The story of Thanksgiving

©iStockphoto.com/Nina Shannon ©iStockphoto.com/Nina Shannon

The idea of giving thanks for bountiful crops has been around for centuries. Varied cultures from around the world have held festivals with dancing, eating, drinking and parades in order to thank the powers that be for food going into the long, cold winter.

The traditional American Thanksgiving began in much the same spirit. In 1620 the Pilgrims sailed across the Atlantic, landing in what is now Plymouth, Massachusetts. At the time the Wampanoags tribe of Native Americans were living along the shores of Massachusetts and Rhode Island. At first the two groups did not mix.

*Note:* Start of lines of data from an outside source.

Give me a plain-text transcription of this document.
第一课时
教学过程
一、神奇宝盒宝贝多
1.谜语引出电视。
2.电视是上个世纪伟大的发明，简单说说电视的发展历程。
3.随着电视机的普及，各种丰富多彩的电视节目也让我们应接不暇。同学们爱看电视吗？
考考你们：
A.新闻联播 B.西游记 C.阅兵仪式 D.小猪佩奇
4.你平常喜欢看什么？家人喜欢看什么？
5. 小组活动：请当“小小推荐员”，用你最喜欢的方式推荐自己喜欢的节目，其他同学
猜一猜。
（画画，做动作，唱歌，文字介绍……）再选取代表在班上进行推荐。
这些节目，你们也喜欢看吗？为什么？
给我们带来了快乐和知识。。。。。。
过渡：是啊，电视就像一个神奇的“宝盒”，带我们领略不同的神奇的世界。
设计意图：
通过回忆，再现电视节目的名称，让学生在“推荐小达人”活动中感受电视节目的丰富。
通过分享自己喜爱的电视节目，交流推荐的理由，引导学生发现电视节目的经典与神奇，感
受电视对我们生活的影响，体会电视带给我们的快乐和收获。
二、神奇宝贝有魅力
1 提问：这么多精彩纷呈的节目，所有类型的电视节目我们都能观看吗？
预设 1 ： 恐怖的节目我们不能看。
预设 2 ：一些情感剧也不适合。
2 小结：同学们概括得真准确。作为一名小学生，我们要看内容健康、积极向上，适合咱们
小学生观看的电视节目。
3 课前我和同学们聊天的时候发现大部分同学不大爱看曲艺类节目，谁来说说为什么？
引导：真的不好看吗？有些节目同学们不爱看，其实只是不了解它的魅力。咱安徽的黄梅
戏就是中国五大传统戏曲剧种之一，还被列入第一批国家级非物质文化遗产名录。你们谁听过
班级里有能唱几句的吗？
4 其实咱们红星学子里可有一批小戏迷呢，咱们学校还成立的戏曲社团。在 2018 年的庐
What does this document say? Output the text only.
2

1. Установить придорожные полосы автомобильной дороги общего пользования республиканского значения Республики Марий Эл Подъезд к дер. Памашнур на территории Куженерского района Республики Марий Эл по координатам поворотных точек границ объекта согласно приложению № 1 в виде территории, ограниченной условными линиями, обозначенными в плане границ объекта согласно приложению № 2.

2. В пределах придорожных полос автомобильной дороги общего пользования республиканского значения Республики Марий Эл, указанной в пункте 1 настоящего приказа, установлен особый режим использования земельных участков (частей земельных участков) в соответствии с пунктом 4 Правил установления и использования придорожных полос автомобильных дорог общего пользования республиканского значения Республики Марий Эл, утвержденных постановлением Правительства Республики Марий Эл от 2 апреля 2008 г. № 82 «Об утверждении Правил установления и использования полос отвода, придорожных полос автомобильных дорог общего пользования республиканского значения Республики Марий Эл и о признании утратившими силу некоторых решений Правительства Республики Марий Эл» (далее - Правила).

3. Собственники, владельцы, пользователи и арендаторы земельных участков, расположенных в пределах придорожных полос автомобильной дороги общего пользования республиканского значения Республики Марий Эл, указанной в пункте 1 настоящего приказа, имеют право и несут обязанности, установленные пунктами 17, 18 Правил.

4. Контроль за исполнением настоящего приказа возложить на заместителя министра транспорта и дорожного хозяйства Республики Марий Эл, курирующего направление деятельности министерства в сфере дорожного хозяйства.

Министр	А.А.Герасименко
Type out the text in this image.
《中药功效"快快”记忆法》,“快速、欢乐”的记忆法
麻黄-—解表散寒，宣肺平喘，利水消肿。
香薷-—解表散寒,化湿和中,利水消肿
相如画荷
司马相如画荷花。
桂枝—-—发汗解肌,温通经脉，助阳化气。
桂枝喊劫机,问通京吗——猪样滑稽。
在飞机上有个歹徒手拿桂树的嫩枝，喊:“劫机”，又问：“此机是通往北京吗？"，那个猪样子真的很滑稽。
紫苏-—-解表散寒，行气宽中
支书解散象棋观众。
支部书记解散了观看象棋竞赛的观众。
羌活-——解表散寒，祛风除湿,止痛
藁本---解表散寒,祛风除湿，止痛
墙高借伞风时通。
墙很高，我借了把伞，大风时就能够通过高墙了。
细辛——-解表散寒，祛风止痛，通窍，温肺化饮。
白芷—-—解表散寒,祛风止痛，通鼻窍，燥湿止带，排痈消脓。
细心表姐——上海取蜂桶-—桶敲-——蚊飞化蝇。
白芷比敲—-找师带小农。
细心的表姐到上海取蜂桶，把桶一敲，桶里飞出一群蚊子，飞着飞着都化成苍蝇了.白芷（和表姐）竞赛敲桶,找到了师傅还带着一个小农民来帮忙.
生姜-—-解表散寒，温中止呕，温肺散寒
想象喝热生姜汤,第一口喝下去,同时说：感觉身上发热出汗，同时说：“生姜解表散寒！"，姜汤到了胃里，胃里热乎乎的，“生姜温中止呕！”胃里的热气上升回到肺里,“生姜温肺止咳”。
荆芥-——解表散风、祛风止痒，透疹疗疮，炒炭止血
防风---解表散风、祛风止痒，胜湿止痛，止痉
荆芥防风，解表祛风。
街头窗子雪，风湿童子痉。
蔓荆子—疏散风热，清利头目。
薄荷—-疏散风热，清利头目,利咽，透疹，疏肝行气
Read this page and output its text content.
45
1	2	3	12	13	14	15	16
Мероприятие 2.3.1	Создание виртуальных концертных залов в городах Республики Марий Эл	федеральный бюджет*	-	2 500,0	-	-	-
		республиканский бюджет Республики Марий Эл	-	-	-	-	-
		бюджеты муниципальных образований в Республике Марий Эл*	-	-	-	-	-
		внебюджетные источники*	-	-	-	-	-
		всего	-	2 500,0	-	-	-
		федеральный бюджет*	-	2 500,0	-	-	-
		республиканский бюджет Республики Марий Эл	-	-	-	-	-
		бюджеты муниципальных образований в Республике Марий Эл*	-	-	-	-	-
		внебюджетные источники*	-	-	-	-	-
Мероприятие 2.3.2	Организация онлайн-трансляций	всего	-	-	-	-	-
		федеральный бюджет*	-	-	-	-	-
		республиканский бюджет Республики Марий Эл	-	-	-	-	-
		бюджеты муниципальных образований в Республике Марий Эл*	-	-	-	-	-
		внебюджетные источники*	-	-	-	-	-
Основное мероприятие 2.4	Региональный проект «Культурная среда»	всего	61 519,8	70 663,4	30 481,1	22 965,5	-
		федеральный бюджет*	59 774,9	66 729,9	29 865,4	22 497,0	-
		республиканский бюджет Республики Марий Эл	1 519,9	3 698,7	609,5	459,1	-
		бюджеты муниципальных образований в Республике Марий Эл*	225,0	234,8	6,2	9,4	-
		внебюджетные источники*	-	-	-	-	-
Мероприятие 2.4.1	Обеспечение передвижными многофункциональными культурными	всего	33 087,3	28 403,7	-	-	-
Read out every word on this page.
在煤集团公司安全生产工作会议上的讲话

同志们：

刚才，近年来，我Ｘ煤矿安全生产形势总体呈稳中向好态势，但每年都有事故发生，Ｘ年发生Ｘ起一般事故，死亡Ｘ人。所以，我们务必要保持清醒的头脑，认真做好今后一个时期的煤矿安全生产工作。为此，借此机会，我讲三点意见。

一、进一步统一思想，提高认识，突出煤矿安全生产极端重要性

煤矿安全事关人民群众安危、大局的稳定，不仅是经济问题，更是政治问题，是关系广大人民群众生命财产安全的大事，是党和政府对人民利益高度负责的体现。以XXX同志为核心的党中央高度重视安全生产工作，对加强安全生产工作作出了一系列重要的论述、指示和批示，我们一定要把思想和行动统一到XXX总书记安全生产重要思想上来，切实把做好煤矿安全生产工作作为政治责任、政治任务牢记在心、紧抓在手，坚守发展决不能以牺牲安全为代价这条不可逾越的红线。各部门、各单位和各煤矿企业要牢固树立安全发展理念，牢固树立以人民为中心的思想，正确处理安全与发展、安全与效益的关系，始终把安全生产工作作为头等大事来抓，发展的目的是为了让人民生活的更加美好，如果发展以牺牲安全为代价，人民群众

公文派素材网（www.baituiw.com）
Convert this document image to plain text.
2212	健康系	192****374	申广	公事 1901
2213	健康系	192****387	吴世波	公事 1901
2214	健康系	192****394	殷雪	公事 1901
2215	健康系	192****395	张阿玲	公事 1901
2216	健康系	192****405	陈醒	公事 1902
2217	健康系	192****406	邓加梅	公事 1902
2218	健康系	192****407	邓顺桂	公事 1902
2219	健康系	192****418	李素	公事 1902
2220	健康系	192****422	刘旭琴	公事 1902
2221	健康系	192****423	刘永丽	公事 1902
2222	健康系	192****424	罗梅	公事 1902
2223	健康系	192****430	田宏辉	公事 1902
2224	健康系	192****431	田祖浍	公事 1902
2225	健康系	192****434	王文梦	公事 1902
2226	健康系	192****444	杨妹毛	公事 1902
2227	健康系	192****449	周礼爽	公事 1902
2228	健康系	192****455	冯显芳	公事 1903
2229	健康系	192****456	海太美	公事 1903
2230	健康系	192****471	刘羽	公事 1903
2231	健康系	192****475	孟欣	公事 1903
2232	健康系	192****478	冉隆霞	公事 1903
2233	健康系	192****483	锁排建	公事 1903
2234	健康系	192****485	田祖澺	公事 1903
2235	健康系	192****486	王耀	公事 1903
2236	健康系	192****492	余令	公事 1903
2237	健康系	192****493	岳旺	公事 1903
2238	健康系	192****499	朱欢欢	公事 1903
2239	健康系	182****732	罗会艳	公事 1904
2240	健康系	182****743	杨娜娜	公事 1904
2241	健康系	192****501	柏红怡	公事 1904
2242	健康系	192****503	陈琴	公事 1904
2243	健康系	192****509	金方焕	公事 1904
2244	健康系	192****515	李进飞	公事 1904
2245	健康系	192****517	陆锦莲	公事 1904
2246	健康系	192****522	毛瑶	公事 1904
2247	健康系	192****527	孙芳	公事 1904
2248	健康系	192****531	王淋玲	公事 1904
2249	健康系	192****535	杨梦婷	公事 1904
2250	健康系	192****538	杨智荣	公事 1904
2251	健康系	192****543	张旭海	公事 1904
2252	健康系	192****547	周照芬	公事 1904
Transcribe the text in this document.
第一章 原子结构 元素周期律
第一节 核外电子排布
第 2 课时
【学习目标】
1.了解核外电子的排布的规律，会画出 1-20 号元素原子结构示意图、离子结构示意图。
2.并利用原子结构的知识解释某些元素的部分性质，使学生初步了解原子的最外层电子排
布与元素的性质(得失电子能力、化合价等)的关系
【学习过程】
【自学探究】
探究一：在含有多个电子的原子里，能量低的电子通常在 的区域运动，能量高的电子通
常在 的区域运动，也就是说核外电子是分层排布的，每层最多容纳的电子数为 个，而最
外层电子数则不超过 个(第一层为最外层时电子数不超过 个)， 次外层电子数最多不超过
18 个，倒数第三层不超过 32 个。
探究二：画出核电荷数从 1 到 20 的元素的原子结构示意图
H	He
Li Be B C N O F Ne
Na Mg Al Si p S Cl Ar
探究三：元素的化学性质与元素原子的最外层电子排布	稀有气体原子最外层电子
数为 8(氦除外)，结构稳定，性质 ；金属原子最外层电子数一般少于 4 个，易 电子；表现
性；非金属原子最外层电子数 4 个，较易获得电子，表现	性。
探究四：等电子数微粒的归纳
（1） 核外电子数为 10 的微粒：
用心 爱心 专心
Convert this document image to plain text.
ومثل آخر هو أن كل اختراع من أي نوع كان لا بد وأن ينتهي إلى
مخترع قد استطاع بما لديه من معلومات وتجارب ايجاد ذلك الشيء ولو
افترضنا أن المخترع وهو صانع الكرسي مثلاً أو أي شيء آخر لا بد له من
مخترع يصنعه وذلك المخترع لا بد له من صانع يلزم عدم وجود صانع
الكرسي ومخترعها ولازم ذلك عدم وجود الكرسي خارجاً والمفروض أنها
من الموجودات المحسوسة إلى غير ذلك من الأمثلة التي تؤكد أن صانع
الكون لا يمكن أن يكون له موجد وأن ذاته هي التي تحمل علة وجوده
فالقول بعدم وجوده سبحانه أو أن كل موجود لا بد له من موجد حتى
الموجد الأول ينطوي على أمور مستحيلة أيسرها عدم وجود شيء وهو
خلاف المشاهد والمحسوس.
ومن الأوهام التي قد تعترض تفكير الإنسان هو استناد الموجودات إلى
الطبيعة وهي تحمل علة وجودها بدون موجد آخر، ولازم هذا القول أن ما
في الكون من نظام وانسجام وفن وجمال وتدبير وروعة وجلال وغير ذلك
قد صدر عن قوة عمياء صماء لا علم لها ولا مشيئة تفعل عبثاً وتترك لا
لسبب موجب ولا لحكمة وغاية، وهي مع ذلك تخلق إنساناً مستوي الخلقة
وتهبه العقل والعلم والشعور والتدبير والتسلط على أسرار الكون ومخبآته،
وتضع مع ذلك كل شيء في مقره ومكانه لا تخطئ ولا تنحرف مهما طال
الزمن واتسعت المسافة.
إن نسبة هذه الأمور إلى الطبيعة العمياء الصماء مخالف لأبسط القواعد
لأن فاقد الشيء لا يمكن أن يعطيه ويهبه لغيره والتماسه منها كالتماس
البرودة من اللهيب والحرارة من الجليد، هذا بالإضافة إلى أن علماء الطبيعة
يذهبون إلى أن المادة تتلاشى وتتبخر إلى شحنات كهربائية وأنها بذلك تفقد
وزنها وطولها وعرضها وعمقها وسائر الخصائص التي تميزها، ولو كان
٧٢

After a time, the Pilgrims found that the wheat they brought from Europe would not grow in the rocky soil by the sea and many of them died from starvation or from the cold during their first winter. Soon the Wampanoags came to see that the Pilgrims needed guidance in their agricultural pursuits. One English speaking Native American in particular -- Squanto -- helped to bridge the linguistic gap between the two cultures.

The Indians helped the Pilgrims plant corn instead of wheat. They taught them to make sturdy Indian -style housing that would protect them in the winter months much better than their feeble lean-tos had the snow season. The Wampanoags showed the Pilgrims how to hunt game, fish for food, and how to use plants and weeds for seasonings and medicine.

Soon the Pilgrims came to realize how much better off they were than before meeting the Wampanoags. They decided to have a "Thanks giving day" in November to celebrate the successful crop and to show their appreciation to their new friends. The two parties feasted for three long days.

The festival shortly became an annual occasion to celebrate the bringing in of a successful crop. On June 20 1676 Charlestown, Mass declared the first formal Thanksgiving proclamation. In 1817, New York State first adopted Thanksgiving as a formal holiday. In 1863 President Abraham Lincoln approved the first national day of thanks. Every president since has given a formal proclamation usually declaring the fourth Thursday in November the Thanksgiving holiday.